The real culprit, I suspect, are my snobby eating habits. Instead of buying eggs at $3.70 , I buy the free-run ones at $7.
Instead of buying Black Diamond cheddar cheese for $4.50 a brick, I’ll spend $8 on goat cheese, or $10 on smoked gouda.
Instead of filling up my meals with rice and pasta, I’ll buy avocados, lettuce and bok choy as a base, all locally sourced.
Still, I buy all my meat 50% off and my fish frozen. I don’t buy boneless, skinless chicken breasts — I buy the whole chicken and cut it myself. I buy heads of lettuce and wash them myself. I shop mostly at small, ethnic produce stores and No Frills. I’m as responsible as I can manage while eating high-quality, nutritious food.
So it’s still shocking to me how this number gets so high.
The only way I can see to lower it is to radically change my eating habits: to care less about what I put into my body. To transfer from a protein and veggie based diet, to one centered around carbs, legumes and starchy vegetables. That sort of diet can still be very healthy, rice and beans and hummus and all that, but it usually leads to weight gain for me, and I’m not comfortable with that. Would I LOVE to eat whole wheat pasta every night? YES! Would it be cheaper? YES! But I’d gain 10 lbs in a year. Could I buy cheaper eggs? Yes, but then they’d have a yellow yolk and a lax consistency and I would stay up at night thinking about the poor hen who had no outdoor space. These are the choices we make when we spend, and I’m comfortable with the ones I’m making, for now.

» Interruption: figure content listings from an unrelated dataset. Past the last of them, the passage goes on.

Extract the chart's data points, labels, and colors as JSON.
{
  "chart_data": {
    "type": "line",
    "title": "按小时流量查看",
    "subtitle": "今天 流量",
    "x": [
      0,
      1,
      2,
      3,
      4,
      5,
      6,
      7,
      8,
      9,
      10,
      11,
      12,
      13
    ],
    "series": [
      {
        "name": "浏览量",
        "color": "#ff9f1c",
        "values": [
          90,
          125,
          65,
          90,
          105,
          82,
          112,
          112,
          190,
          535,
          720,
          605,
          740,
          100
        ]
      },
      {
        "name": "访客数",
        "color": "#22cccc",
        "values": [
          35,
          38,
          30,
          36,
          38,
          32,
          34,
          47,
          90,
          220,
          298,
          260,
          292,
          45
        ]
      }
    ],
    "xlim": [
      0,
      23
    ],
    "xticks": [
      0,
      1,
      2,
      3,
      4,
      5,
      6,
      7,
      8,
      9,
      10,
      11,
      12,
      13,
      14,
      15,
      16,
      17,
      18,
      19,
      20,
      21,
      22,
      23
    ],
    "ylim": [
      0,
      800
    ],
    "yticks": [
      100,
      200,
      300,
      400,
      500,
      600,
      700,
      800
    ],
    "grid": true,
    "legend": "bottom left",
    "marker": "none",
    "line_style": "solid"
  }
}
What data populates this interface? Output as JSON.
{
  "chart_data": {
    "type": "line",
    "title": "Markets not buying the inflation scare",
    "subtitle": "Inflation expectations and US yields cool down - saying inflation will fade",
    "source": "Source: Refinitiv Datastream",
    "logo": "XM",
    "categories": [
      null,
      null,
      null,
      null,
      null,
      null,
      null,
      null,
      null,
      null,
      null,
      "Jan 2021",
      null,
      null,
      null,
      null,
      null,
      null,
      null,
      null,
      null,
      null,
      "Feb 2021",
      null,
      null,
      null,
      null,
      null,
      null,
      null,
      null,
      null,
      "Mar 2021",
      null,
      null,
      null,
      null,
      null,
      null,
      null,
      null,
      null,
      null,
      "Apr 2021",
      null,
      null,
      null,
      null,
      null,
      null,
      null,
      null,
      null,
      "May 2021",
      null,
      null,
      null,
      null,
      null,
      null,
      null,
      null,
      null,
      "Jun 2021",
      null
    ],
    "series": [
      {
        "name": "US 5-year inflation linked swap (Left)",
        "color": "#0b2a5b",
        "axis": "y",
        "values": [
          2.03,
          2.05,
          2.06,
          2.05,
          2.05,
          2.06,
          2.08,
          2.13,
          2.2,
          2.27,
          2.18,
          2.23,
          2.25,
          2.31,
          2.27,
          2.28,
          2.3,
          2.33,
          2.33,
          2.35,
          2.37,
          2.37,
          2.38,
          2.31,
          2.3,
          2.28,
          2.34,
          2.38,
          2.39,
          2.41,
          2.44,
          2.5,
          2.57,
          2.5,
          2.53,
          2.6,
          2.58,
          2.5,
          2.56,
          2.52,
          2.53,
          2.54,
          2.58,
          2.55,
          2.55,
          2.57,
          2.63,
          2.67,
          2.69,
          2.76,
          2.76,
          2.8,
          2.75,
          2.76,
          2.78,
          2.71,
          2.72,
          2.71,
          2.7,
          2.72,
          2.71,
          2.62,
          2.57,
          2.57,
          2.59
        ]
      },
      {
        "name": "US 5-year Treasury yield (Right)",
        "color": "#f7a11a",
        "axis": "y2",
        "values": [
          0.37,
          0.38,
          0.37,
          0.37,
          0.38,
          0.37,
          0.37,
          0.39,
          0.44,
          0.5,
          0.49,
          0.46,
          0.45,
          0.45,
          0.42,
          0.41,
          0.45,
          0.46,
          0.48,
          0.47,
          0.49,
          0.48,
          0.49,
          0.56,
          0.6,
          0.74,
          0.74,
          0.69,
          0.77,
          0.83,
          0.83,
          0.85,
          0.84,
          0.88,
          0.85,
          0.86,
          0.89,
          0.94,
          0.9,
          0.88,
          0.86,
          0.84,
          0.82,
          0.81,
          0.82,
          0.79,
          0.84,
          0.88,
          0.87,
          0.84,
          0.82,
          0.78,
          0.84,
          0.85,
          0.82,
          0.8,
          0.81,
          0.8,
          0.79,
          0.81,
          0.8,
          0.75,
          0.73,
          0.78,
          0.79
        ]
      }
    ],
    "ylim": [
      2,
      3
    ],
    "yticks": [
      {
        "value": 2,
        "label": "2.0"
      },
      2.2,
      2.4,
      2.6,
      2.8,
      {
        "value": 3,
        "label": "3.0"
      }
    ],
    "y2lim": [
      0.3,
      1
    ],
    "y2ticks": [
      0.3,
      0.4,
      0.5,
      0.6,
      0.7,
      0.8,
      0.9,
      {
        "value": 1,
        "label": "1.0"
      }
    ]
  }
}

I’m still going to attempt to reduce this number to $400 a month. Spending $100/week for groceries sounds reasonable to me. How? I’m going to focus on clearing out my pantry, reduce my avocado intake ($2.50 per avocado and I eat one a day!) and force myself to buy processed cow’s milk brick cheese, because we have to make concessions somewhere. And finally, vote for a politician who is trying to break apart our supply management dairy system and reduce tarrifs so we can finally have the sort of cheese at the sort of prices Europeans and Americans do! Vive la fromage! Vive la libre!